After Auckland we went to visit friends and due to a miscommunication we ended up in the wrong place, in a remote part of New Zealand, on a dangerous dirt road after dark in the freezing cold wondering if it was possible to freeze to death in a car. The whole situation would have been avoided if we had mobile phones with us – we had earlier tried to find a public phone but there don’t seem to be that many of them left and when we did, it only took phone cards and we had coins. We pressed on and stopped at a chemist who directed us up the dirt road after she had let us make one phone call, had she let us make two as we wanted we would not have got lost. Anyway cutting a long story short, we were found, given hot drinks and food, and sent on the right road to our friend’s place.
No mobile phone was also a problem for us at the New Zealand Family History Fair as we could not simply text each other to say where/when we would meet or whatever. Having to walk back to the room to see if my partner was back or not was time wasting and frustrating if he wasn’t there or tracking him to the pool, gym or sauna. And vice versa for him I should add in fairness.
Not having the laptop with us meant that we couldn’t access emails, Facebook, Twitter or anything. I had no idea what was happening with new genealogy information (funny I hadn’t realised I had a Dick Eastman addiction until New Zealand, I knew about my Twitter one but not Eastman). I couldn’t email or put on Facebook my exciting genealogy finds to let family and friends know how the trip was going. I was missing Twitter and my online friends and couldn’t read all my favourite blogs.
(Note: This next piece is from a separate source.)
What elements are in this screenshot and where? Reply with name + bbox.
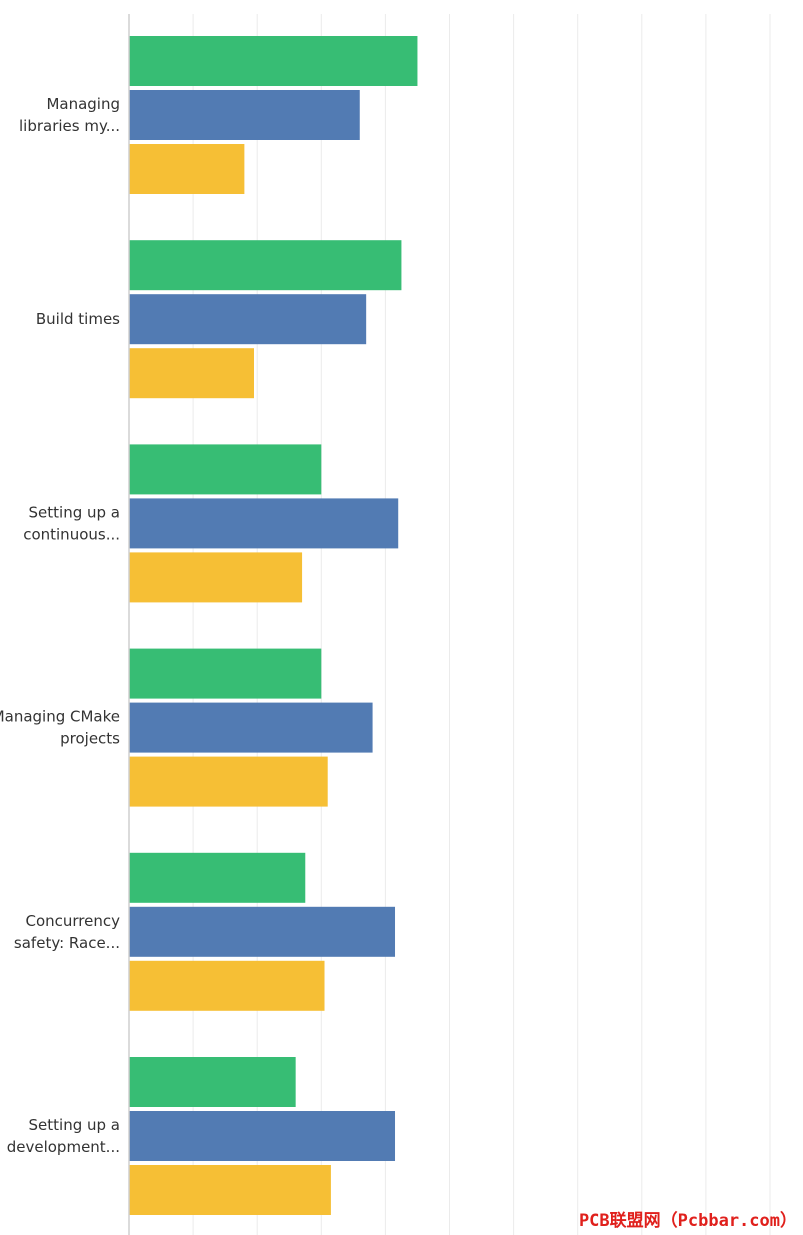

Being without a mobile phone or email is also a worry if something goes wrong back home. Despite my mother telling me she would be ok for the ten days, she was admitted to hospital just four days after we left. My brother left updates on our mobile phones but of course we couldn’t access them until we got back to Melbourne. Same for his email updates. Also a timely reminder that we should give at least one contact point when visiting overseas even if we are travelling around.
Is there a plus side to living without technology? The only positive was that I seemed to sleep more – no late night sessions on the computer, no getting up early to check emails, Twitter and read blogs.
In summary, you really do need GPS to help you get to archives and libraries easily when travelling (if you are driving or hire cars should include street directories, not just tourist maps), you do need mobile phones for easier and timely communication, you need email access for both family and research needs, and Internet access is essential for doing background research on where you are going and doing homework before visiting archives and libraries. You could possibly get by without Twitter and blogs but then you miss up to date information, ground breaking genealogy news and so on.
Yes you can do genealogy without technology but why torture yourself?